The PEAC Act will be effective in Virginia as of July, and is also currently being reviewed in California.
|Uniform Fiduciary Access to Digital Assets Act||UPrivacy Expectation Afterlife and Choices Act|
|Backed by: Uniform Law Commission, a non-profit of lawyer-only members from each state||Backed by: NetChoice, a coalition for technology companies|
|Goal: To grant fiduciaries, as appointed by original account holder, access and authority of one's online accounts — including email, text messages, blogs, ecommerce and those not yet invented — upon death or incapacitation.||Goal: To grant fiduciaries, as appointed by original account holder, access to view the “outside of the envelope” information — such as the company with which the account holder had an account and time stamp of communication — without access to the contents, unless explicitly written.|
Both bills, or a compromise of the two, would help financial advisers transfer their deceased clients' funds to family members.

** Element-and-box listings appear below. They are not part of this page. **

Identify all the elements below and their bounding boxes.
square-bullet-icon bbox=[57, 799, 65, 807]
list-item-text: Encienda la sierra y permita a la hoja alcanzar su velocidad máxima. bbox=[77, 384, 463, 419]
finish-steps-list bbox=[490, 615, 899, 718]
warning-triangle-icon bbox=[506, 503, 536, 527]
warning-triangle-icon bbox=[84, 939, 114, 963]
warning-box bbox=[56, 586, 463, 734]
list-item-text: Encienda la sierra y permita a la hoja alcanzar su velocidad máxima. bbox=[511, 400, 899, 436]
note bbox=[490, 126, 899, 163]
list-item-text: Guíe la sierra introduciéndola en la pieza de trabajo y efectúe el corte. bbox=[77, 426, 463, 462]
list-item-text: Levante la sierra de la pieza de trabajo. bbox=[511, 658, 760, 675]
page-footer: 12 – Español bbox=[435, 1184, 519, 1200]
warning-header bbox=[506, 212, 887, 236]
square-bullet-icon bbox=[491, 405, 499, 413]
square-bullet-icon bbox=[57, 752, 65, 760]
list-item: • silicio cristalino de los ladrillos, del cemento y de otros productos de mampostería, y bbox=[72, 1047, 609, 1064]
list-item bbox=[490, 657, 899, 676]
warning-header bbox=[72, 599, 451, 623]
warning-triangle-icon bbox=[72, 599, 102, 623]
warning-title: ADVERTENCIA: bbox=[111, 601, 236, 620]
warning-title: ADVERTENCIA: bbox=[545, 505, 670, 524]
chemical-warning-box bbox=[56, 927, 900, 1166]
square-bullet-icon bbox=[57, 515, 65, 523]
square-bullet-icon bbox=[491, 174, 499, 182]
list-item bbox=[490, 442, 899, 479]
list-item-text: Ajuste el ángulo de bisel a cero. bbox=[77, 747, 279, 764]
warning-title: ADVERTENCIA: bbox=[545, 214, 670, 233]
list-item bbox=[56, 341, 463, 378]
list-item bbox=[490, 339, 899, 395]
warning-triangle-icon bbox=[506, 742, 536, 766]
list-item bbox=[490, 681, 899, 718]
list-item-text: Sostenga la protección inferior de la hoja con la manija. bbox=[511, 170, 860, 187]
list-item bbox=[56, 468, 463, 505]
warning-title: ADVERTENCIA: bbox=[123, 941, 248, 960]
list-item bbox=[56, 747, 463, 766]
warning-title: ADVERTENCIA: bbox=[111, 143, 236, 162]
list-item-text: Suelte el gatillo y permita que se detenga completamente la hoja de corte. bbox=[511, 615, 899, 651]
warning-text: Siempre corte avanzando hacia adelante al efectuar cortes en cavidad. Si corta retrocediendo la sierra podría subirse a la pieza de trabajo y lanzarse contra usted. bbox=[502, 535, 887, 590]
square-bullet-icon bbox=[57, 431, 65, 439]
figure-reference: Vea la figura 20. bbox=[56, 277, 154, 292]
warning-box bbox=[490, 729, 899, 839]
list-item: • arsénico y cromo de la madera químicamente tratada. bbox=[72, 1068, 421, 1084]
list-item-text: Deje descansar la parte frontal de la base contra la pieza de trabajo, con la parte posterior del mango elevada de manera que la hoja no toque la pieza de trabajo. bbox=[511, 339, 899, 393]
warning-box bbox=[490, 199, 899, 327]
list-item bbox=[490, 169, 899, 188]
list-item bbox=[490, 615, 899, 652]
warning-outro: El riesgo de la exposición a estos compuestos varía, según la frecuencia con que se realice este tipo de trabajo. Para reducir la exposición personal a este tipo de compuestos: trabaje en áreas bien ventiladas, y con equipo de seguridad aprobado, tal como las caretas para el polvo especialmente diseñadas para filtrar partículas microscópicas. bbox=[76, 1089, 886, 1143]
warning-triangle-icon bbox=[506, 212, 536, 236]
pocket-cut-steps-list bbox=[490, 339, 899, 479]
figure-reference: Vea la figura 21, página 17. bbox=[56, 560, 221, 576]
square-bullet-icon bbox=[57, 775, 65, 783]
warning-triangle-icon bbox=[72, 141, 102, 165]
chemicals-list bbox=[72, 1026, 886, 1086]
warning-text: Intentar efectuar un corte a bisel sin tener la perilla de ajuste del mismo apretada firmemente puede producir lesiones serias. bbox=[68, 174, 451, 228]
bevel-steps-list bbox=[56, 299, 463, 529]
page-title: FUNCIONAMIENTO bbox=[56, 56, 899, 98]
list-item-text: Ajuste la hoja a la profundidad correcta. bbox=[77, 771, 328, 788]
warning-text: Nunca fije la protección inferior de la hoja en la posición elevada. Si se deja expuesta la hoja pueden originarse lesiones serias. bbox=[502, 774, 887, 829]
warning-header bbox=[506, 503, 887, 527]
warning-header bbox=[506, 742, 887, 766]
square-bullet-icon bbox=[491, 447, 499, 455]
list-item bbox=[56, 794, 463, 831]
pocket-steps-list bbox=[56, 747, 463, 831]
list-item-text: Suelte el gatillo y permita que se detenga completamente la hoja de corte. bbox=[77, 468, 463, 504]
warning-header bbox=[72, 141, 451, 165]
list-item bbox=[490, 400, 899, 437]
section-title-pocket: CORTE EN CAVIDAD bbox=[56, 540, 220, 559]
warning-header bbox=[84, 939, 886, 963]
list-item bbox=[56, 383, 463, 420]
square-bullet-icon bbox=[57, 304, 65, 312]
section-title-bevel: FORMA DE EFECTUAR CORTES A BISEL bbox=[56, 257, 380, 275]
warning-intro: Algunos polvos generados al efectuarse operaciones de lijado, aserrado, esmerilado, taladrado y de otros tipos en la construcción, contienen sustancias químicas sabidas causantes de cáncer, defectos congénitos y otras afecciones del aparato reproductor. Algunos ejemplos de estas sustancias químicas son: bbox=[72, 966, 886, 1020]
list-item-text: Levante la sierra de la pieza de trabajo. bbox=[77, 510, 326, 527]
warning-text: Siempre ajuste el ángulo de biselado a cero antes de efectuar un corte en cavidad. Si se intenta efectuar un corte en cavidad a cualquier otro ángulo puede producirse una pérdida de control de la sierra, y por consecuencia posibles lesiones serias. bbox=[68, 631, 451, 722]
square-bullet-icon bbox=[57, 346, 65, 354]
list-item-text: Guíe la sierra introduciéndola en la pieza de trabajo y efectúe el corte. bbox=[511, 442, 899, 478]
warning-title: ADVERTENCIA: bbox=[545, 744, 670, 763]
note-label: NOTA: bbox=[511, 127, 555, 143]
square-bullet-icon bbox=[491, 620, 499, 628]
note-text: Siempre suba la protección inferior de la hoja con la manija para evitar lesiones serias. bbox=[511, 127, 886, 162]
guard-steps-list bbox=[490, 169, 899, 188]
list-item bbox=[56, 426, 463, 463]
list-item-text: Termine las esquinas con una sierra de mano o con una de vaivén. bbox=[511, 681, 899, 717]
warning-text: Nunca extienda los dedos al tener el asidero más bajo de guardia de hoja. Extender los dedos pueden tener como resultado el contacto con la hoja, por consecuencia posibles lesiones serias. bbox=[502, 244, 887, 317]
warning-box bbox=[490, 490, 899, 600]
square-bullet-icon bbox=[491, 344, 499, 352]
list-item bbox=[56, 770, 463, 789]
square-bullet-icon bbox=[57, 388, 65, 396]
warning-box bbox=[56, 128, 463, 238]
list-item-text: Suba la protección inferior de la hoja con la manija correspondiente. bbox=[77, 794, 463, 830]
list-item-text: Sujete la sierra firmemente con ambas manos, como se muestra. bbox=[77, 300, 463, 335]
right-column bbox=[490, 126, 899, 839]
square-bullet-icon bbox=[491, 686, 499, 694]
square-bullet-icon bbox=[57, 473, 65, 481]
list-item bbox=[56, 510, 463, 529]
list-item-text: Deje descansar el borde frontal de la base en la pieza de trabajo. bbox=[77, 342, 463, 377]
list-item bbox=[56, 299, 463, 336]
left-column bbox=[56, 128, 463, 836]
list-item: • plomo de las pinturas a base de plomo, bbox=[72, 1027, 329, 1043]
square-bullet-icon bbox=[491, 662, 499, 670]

But financial advisers warn that they shouldn't wait for laws. "Bottom line is that consumers have to be better prepared — with or without this legislation," said William Bissett, a financial adviser with Secrest Blakey & Associates in Davidson, N.C.
Advisers should be proactive by working with their clients and state attorneys to clearly write the language for how they would like their digital assets maintained after death, Mr. Bissett said. "Advisers should start to make sure digital assets are addressed in documents so that it's clear what their intent is," he said.
Mr. Bissett is also chief executive of Principled Heart, an online tool that organizes information for estate planning, including digital assets.
Kelly Pedersen, a financial planner and founder of Caissa Wealth Strategies in Bloomington, Minn., said she is in the middle of updating dozens of her clients' estate documents to address their digital assets.
"Many advisers are either not aware of or not paying attention," Ms. Pedersen said.